I've heard a lot of crowing from certain quarters about how great it is that Trenton is getting a new high school in 2019. Certainly, the kids deserve it... but why did it take so long when high school kids in Trenton have been attending a school that is dirty and dangerous for years?
The infamous "Waterfall Staircase" at Trenton Central.
And what about all the K-8 schools in Trenton that are in need of repair and renovation? Where is any urgency to address this?
A couple of years ago I gave a presentation to the Trenton Education Association. Here's one of the slides:
Why are plant costs so much higher in Trenton? Because it costs much more to maintain old buildings that weren't properly cared for over the years. TPS is playing a constant game of catch up. Why?
Because the district has been underfunded millions less than what the state's own law says it needs.
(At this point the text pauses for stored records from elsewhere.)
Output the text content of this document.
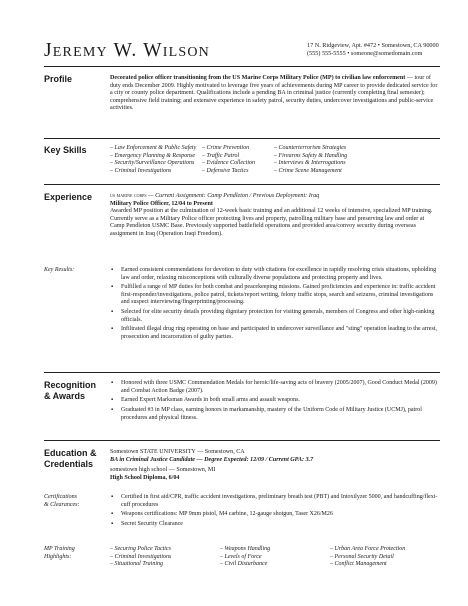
Jeremy W. Wilson	17 N. Ridgeview, Apt. #472 • Somestown, CA 90000
(555) 555-5555 • someone@somedomain.com
Profile	Decorated police officer transitioning from the US Marine Corps Military Police (MP) to civilian law enforcement — tour of duty ends December 2009. Highly motivated to leverage five years of achievements during MP career to provide dedicated service for a city or county police department. Qualifications include a pending BA in criminal justice (currently completing final semester); comprehensive field training; and extensive experience in safety patrol, security duties, undercover investigations and public-service activities.
Key Skills	– Law Enforcement & Public Safety – Crime Prevention	– Counterterrorism Strategies
– Emergency Planning & Response	– Traffic Patrol	– Firearms Safety & Handling
– Security/Surveillance Operations	– Evidence Collection	– Interviews & Interrogations
– Criminal Investigations	– Defensive Tactics	– Crime Scene Management
Experience	us marine corps — Current Assignment: Camp Pendleton / Previous Deployment: Iraq
Military Police Officer, 12/04 to Present
Awarded MP position at the culmination of 12-week basic training and an additional 12 weeks of intensive, specialized MP training. Currently serve as a Military Police officer protecting lives and property, patrolling military base and preserving law and order at Camp Pendleton USMC Base. Previously supported battlefield operations and provided area/convoy security during overseas assignment in Iraq (Operation Iraqi Freedom).
Key Results:
▪	Earned consistent commendations for devotion to duty with citations for excellence in rapidly resolving crisis situations, upholding law and order, relaxing misconceptions with culturally diverse populations and protecting property and lives.
▪ Fulfilled a range of MP duties for both combat and peacekeeping missions. Gained proficiencies and experience in: traffic accident first-responder/investigations, police patrol, tickets/report writing, felony traffic stops, search and seizures, criminal investigations and suspect interviewing/fingerprinting/processing.
▪ Selected for elite security details providing dignitary protection for visiting generals, members of Congress and other high-ranking officials.
▪ Infiltrated illegal drug ring operating on base and participated in undercover surveillance and "sting" operation leading to the arrest, prosecution and incarceration of guilty parties.
Recognition
& Awards
▪ Honored with three USMC Commendation Medals for heroic/life-saving acts of bravery (2005/2007), Good Conduct Medal (2009) and Combat Action Badge (2007).
▪ Earned Expert Marksman Awards in both small arms and assault weapons.
▪ Graduated #3 in MP class, earning honors in marksmanship, mastery of the Uniform Code of Military Justice (UCMJ), patrol procedures and physical fitness.
Education &
Credentials
Somestown STATE UNIVERSITY — Somestown, CA
BA in Criminal Justice Candidate — Degree Expected: 12/09 / Current GPA: 3.7
somestown high school — Somestown, MI
High School Diploma, 6/04
Certifications
& Clearances:
▪ Certified in first aid/CPR, traffic accident investigations, preliminary breath test (PBT) and Intoxilyzer 5000, and handcuffing/flexi-cuff procedures
▪ Weapons certifications: MP 9mm pistol, M4 carbine, 12-gauge shotgun, Taser X26/M26
▪ Secret Security Clearance
MP Training
Highlights:
– Securing Police Tactics	– Weapons Handling	– Urban Area Force Protection
– Criminal Investigations	– Levels of Force	– Personal Security Detail
– Situational Training	– Civil Disturbance	– Conflict Management
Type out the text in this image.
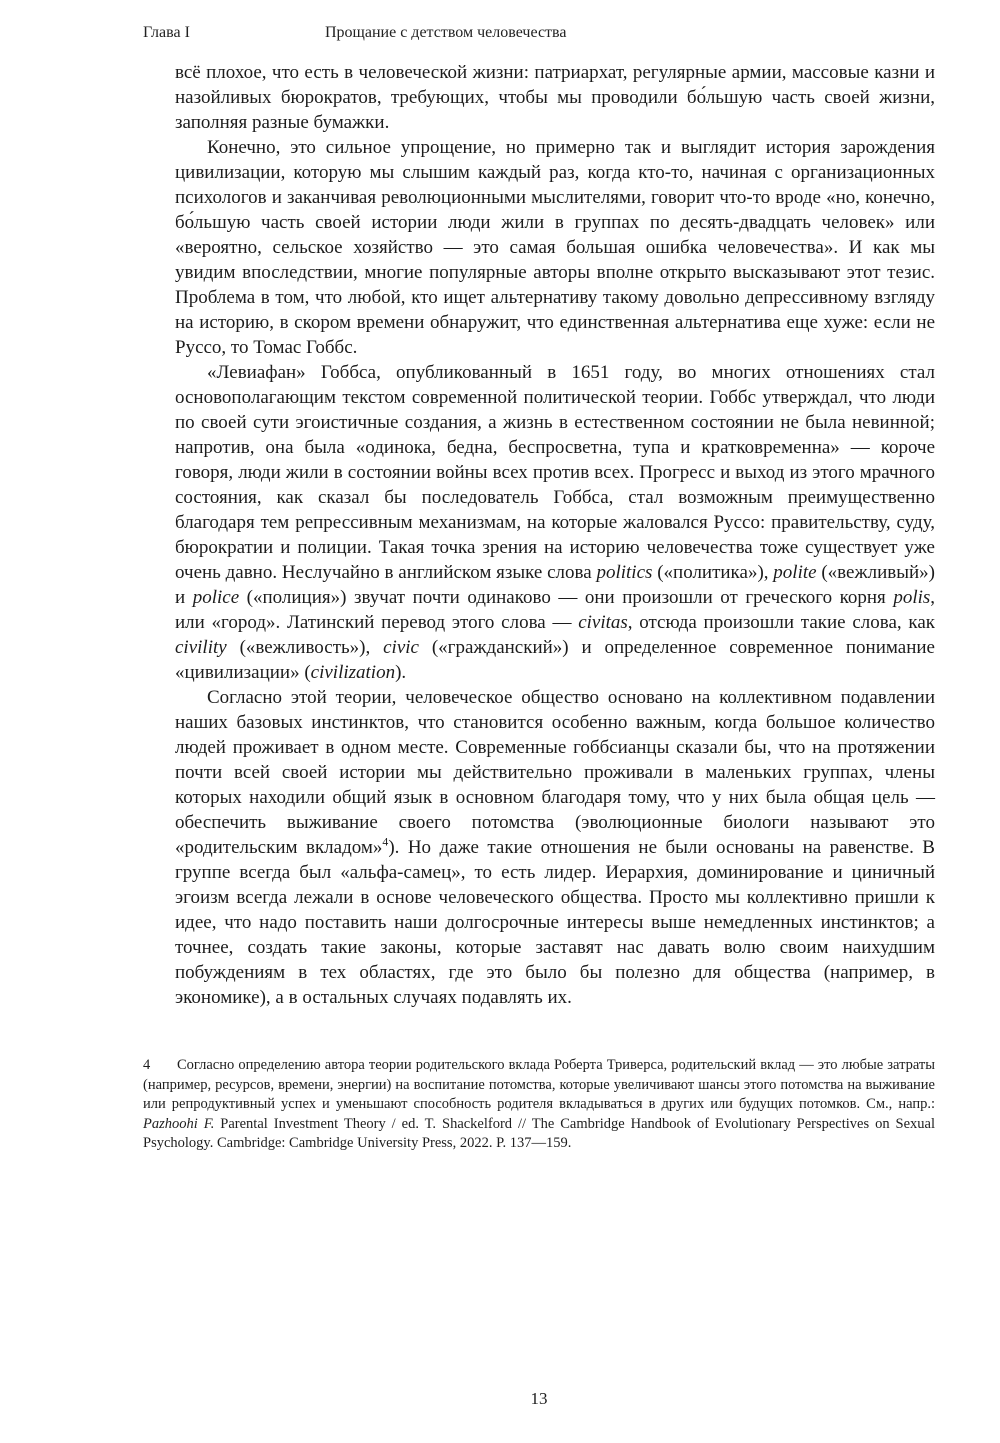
Глава I	Прощание с детством человечества

всё плохое, что есть в человеческой жизни: патриархат, регулярные армии, массовые казни и назойливых бюрократов, требующих, чтобы мы проводили бо́льшую часть своей жизни, заполняя разные бумажки.

Конечно, это сильное упрощение, но примерно так и выглядит история зарождения цивилизации, которую мы слышим каждый раз, когда кто-то, начиная с организационных психологов и заканчивая революционными мыслителями, говорит что-то вроде «но, конечно, бо́льшую часть своей истории люди жили в группах по десять-двадцать человек» или «вероятно, сельское хозяйство — это самая большая ошибка человечества». И как мы увидим впоследствии, многие популярные авторы вполне открыто высказывают этот тезис. Проблема в том, что любой, кто ищет альтернативу такому довольно депрессивному взгляду на историю, в скором времени обнаружит, что единственная альтернатива еще хуже: если не Руссо, то Томас Гоббс.

«Левиафан» Гоббса, опубликованный в 1651 году, во многих отношениях стал основополагающим текстом современной политической теории. Гоббс утверждал, что люди по своей сути эгоистичные создания, а жизнь в естественном состоянии не была невинной; напротив, она была «одинока, бедна, беспросветна, тупа и кратковременна» — короче говоря, люди жили в состоянии войны всех против всех. Прогресс и выход из этого мрачного состояния, как сказал бы последователь Гоббса, стал возможным преимущественно благодаря тем репрессивным механизмам, на которые жаловался Руссо: правительству, суду, бюрократии и полиции. Такая точка зрения на историю человечества тоже существует уже очень давно. Неслучайно в английском языке слова politics («политика»), polite («вежливый») и police («полиция») звучат почти одинаково — они произошли от греческого корня polis, или «город». Латинский перевод этого слова — civitas, отсюда произошли такие слова, как civility («вежливость»), civic («гражданский») и определенное современное понимание «цивилизации» (civilization).

Согласно этой теории, человеческое общество основано на коллективном подавлении наших базовых инстинктов, что становится особенно важным, когда большое количество людей проживает в одном месте. Современные гоббсианцы сказали бы, что на протяжении почти всей своей истории мы действительно проживали в маленьких группах, члены которых находили общий язык в основном благодаря тому, что у них была общая цель — обеспечить выживание своего потомства (эволюционные биологи называют это «родительским вкладом»$^4$). Но даже такие отношения не были основаны на равенстве. В группе всегда был «альфа-самец», то есть лидер. Иерархия, доминирование и циничный эгоизм всегда лежали в основе человеческого общества. Просто мы коллективно пришли к идее, что надо поставить наши долгосрочные интересы выше немедленных инстинктов; а точнее, создать такие законы, которые заставят нас давать волю своим наихудшим побуждениям в тех областях, где это было бы полезно для общества (например, в экономике), а в остальных случаях подавлять их.

4 Согласно определению автора теории родительского вклада Роберта Триверса, родительский вклад — это любые затраты (например, ресурсов, времени, энергии) на воспитание потомства, которые увеличивают шансы этого потомства на выживание или репродуктивный успех и уменьшают способность родителя вкладываться в других или будущих потомков. См., напр.: Pazhoohi F. Parental Investment Theory / ed. T. Shackelford // The Cambridge Handbook of Evolutionary Perspectives on Sexual Psychology. Cambridge: Cambridge University Press, 2022. P. 137—159.
13
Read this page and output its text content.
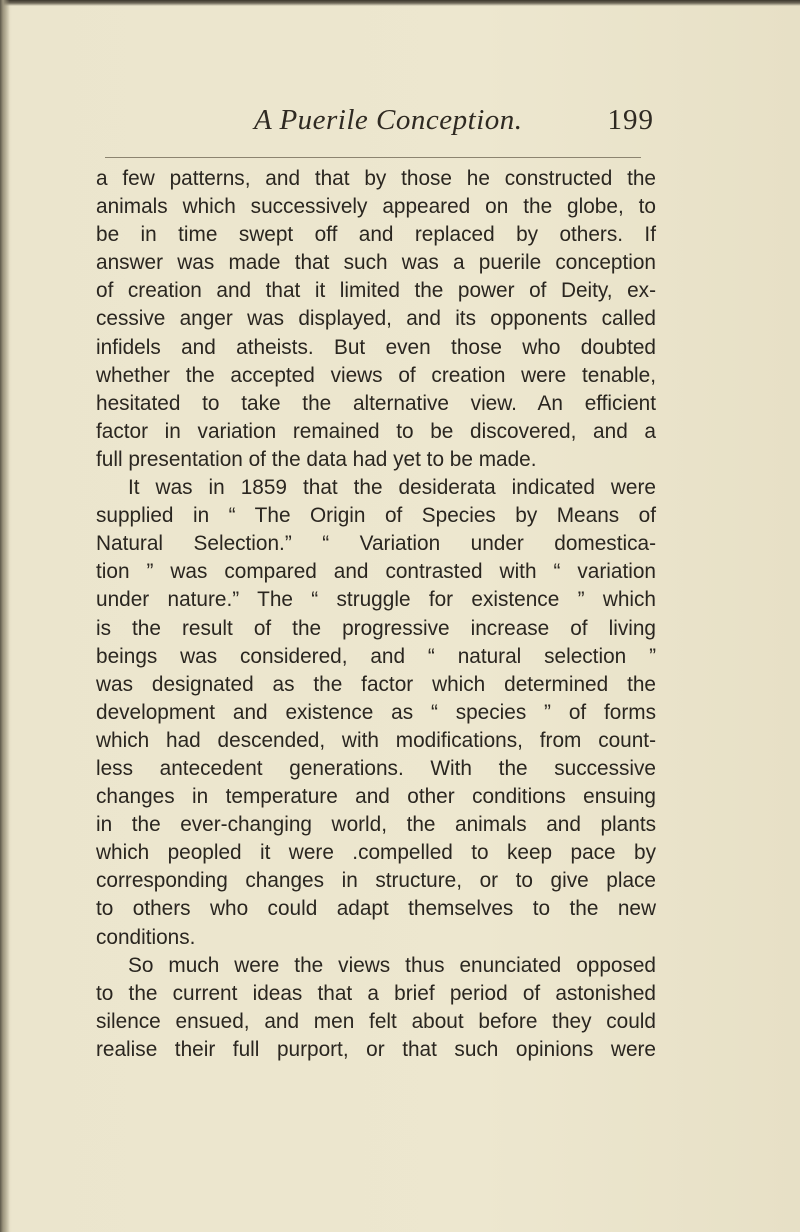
A Puerile Conception.	199
a few patterns, and that by those he constructed the
animals which successively appeared on the globe, to
be in time swept off and replaced by others. If
answer was made that such was a puerile conception
of creation and that it limited the power of Deity, ex-
cessive anger was displayed, and its opponents called
infidels and atheists. But even those who doubted
whether the accepted views of creation were tenable,
hesitated to take the alternative view. An efficient
factor in variation remained to be discovered, and a
full presentation of the data had yet to be made.
It was in 1859 that the desiderata indicated were
supplied in “ The Origin of Species by Means of
Natural Selection.” “ Variation under domestica-
tion ” was compared and contrasted with “ variation
under nature.” The “ struggle for existence ” which
is the result of the progressive increase of living
beings was considered, and “ natural selection ”
was designated as the factor which determined the
development and existence as “ species ” of forms
which had descended, with modifications, from count-
less antecedent generations. With the successive
changes in temperature and other conditions ensuing
in the ever-changing world, the animals and plants
which peopled it were .compelled to keep pace by
corresponding changes in structure, or to give place
to others who could adapt themselves to the new
conditions.
So much were the views thus enunciated opposed
to the current ideas that a brief period of astonished
silence ensued, and men felt about before they could
realise their full purport, or that such opinions were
Again: if the folks demanding harder tests were proposing that Trenton, and all other districts, got the funding they needed to at least generate average test outcomes, I'd at least say they were being honest about what it takes to close the opportunity gap. But no -- what we get from them instead is school "choice" and finger-pointing at unions and test-based teacher evaluation and a lot of other stuff that has never been shown to work and/or been brought up to scale... and in some cases actually drains more money away from the schools serving the most disadvantaged students.
This kids in Trenton are telling us the their education is not equivalent to the schooling kids in the Windsors and Princeton receive. We don't need more tests to tell us that -- the kids themselves are saying it.
The only question left is: what are we going to do about it?